Elisabeth is a single mother who, in the beginning, resists the urge to marry. How typical is she for the time and place?

She's not typical, but not unheard of. Sexual mores in the lonely, isolated countryside were a bit more liberal, so the fact that she had sex was not unusual. In fact, the saeter (a farm's summer mountain meadows) was engrained in Norwegian consciousness as an erotic symbol, a place of trysts and a liminal place where the regular world touches the supernatural.*

The fact that she kept the baby once she got pregnant, and did not marry, was definitely more unusual. I think given the fact that she was lost in the middle of the pack of Myklebost children, she grew up with an unconventional and more liberal-minded mother, and the terrible losses she and Oleanna suffered, led her to cling to that which gave her some measure of peace, but also allowed her to be defiant in the face of the whims of fate.

* Dr. Ellen Rees, University of Oslo: "Domesticated Wilderness in Two Norwegian Children's Classics" (Scandinavian Studies; Spring 2011)

With your first sentence, you talk of how Oleanna was "beset by ghosts," referring to her inability to set aside her grief for her lost family members. The otherworldly has a gentle yet haunting presence in the novel, such as the flowers blooming out of season in the woods at her mother's gravesite, and Oleanna imagines seeing her late mother and sisters when she's ill with fever. Aside from these brief hints and glimpses, the novel reads as mainstream historical fiction. How did you decide how much of the fantastic to weave into the story?

The fantastic elements emerged very naturally from the story itself. Folk beliefs were still very much a part of life into the early 20th century, but there was a tension with the coming of the modern world into the mountains. I didn't want to put a spotlight on those beliefs, but fantastic elements in the book can be read as a nod to the times and beliefs passing away. They're also suggestive of Oleanna's mindset after so much loss.

What part of the research or writing process did you enjoy the most?

The research was such a joy, because it made sense of the stories and traditions that I had learned from my mom and grandmother. I particularly loved delving into the folk arts, and learning about the women's suffrage movement.

The writing process was difficult. I wrote (and edited, and rewrote) another novel, and made a start on two others, while I was writing Oleanna. The themes and characters were very close to the bone, and I needed to take breaks to get my brain recalibrated and come back with fresh eyes.

The three Myklebost siblings in Oleanna are very different. Did you relate more easily to any of them?

I could definitely relate to all three of them in different ways, but Oleanna is the character I can relate to most, which is probably why it took so darn long to write this novel.

Can you give any examples of how Oleanna's character developed or changed during the writing process -- or did you have her personality solidified in your mind early on?

It was a real journey, getting to know Oleanna and trying to understand her choices.
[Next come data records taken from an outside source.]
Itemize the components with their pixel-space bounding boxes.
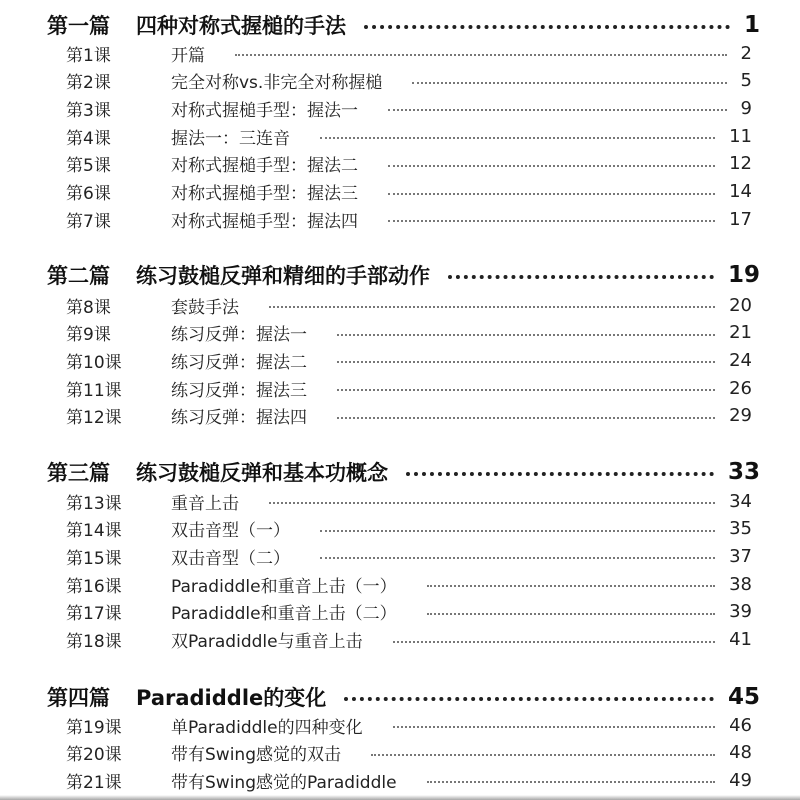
lesson-page-number: 37 [729,545,752,567]
lesson-label: 第18课 [66,632,122,652]
lesson-entry [0,67,800,95]
lesson-page-number: 26 [729,377,752,399]
dot-leader [393,641,715,643]
lesson-entry [0,542,800,570]
lesson-entry [0,766,800,794]
lesson-label: 第20课 [66,745,122,766]
part-heading [0,258,800,292]
dot-leader [364,25,730,29]
dot-leader [393,726,715,728]
lesson-entry [0,626,800,654]
lesson-entry [0,598,800,626]
lesson-page-number: 48 [729,742,752,764]
lesson-title: 双击音型（一） [171,521,290,542]
part-heading [0,8,800,42]
lesson-entry [0,402,800,430]
lesson-page-number: 21 [729,322,752,344]
dot-leader [320,557,715,559]
lesson-title: 单Paradiddle的四种变化 [171,717,363,738]
lesson-page-number: 29 [729,405,752,427]
dot-leader [388,165,715,167]
part-heading [0,680,800,714]
lesson-page-number: 46 [729,714,752,736]
lesson-label: 第16课 [66,576,122,597]
dot-leader [320,530,715,532]
dot-leader [388,220,715,222]
part-page-number: 19 [727,262,760,288]
dot-leader [269,306,715,308]
part-page-number: 45 [727,684,760,710]
lesson-page-number: 35 [729,518,752,540]
lesson-entry [0,94,800,122]
lesson-page-number: 38 [729,573,752,595]
lesson-page-number: 49 [729,769,752,791]
lesson-label: 第10课 [66,352,122,373]
lesson-label: 第15课 [66,548,122,569]
lesson-title: 练习反弹：握法二 [171,352,307,373]
part-page-number: 1 [743,12,760,38]
lesson-entry [0,346,800,374]
lesson-title: 练习反弹：握法四 [171,408,307,429]
part-label: 第四篇 [47,686,110,710]
lesson-entry [0,205,800,233]
dot-leader [388,109,727,111]
dot-leader [320,137,715,139]
lesson-page-number: 34 [729,490,752,512]
part-title: Paradiddle的变化 [136,686,327,710]
lesson-title: 握法一：三连音 [171,128,290,149]
part-label: 第三篇 [47,461,110,485]
lesson-entry [0,739,800,767]
lesson-page-number: 41 [729,629,752,650]
lesson-entry [0,319,800,347]
lesson-entry [0,178,800,206]
part-heading [0,455,800,489]
lesson-entry [0,291,800,319]
lesson-page-number: 12 [729,153,752,175]
lesson-title: 对称式握槌手型：握法四 [171,211,358,232]
lesson-label: 第5课 [66,156,111,177]
lesson-label: 第19课 [66,717,122,738]
dot-leader [337,334,715,336]
lesson-page-number: 9 [740,97,752,119]
lesson-label: 第8课 [66,297,111,318]
lesson-label: 第14课 [66,521,122,542]
lesson-title: Paradiddle和重音上击（二） [171,604,397,625]
lesson-entry [0,570,800,598]
lesson-title: Paradiddle和重音上击（一） [171,576,397,597]
lesson-label: 第1课 [66,45,111,66]
dot-leader [427,613,715,615]
lesson-page-number: 39 [729,601,752,623]
part-label: 第二篇 [47,264,110,288]
dot-leader [448,275,714,279]
lesson-title: 对称式握槌手型：握法三 [171,184,358,204]
lesson-entry [0,711,800,739]
part-page-number: 33 [727,459,760,485]
lesson-entry [0,487,800,515]
lesson-page-number: 11 [729,125,752,147]
lesson-title: 重音上击 [171,493,239,514]
dot-leader [337,417,715,419]
lesson-label: 第6课 [66,184,111,204]
part-title: 练习鼓槌反弹和精细的手部动作 [136,264,430,288]
part-title: 四种对称式握槌的手法 [136,14,346,38]
dot-leader [344,697,714,701]
lesson-entry [0,122,800,150]
lesson-label: 第2课 [66,73,111,94]
lesson-entry [0,39,800,67]
lesson-label: 第11课 [66,380,122,401]
lesson-label: 第7课 [66,211,111,232]
lesson-page-number: 20 [729,294,752,316]
lesson-label: 第17课 [66,604,122,625]
part-label: 第一篇 [47,14,110,38]
lesson-title: 练习反弹：握法三 [171,380,307,401]
dot-leader [406,472,714,476]
lesson-page-number: 24 [729,349,752,371]
lesson-page-number: 5 [740,70,752,92]
lesson-label: 第13课 [66,493,122,514]
dot-leader [235,54,727,56]
lesson-title: 带有Swing感觉的Paradiddle [171,772,397,793]
lesson-title: 套鼓手法 [171,297,239,318]
lesson-title: 对称式握槌手型：握法二 [171,156,358,177]
lesson-entry [0,150,800,178]
dot-leader [427,585,715,587]
lesson-title: 双击音型（二） [171,548,290,569]
lesson-page-number: 2 [740,42,752,64]
lesson-page-number: 17 [729,208,752,230]
dot-leader [337,389,715,391]
lesson-label: 第9课 [66,325,111,346]
lesson-label: 第3课 [66,100,111,121]
lesson-title: 带有Swing感觉的双击 [171,745,341,766]
dot-leader [269,502,715,504]
lesson-title: 完全对称vs.非完全对称握槌 [171,73,383,94]
lesson-title: 练习反弹：握法一 [171,325,307,346]
lesson-title: 对称式握槌手型：握法一 [171,100,358,121]
dot-leader [371,754,715,756]
lesson-label: 第4课 [66,128,111,149]
lesson-title: 双Paradiddle与重音上击 [171,632,363,652]
lesson-entry [0,515,800,543]
page-edge-shadow [0,795,800,800]
dot-leader [427,781,715,783]
dot-leader [337,361,715,363]
lesson-label: 第12课 [66,408,122,429]
lesson-label: 第21课 [66,772,122,793]
lesson-title: 开篇 [171,45,205,66]
lesson-page-number: 14 [729,181,752,202]
dot-leader [412,82,727,84]
dot-leader [388,193,715,195]
lesson-entry [0,374,800,402]
part-title: 练习鼓槌反弹和基本功概念 [136,461,388,485]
The basic core of her personality was set from the start, as were her challenges and struggles, but what she ultimately did with them was something we discovered together. I tried always to put myself in her shoes, in her milieu, and not judge her choices or impose my mindset on her. It's sometimes a tough thing to do as a writer, especially with a character with whom you feel so strong a connection.


Julie K. Rose is an author of historical and mainstream fiction with a touch of the fantastic.  She is a longtime member of the Historical Novel Society and a former reviewer for the Historical Novels Review. She lives in the Bay Area and loves reading (especially Patrick O'Brian), watching episodes of Doctor Who, and enjoying the amazing natural beauty of Northern California. Oleanna, short-listed in the 2011 Faulkner-Wisdom literary competition, is her second novel.  It was published in January ($20.00 pb / $5.99 on Kindle, 341pp).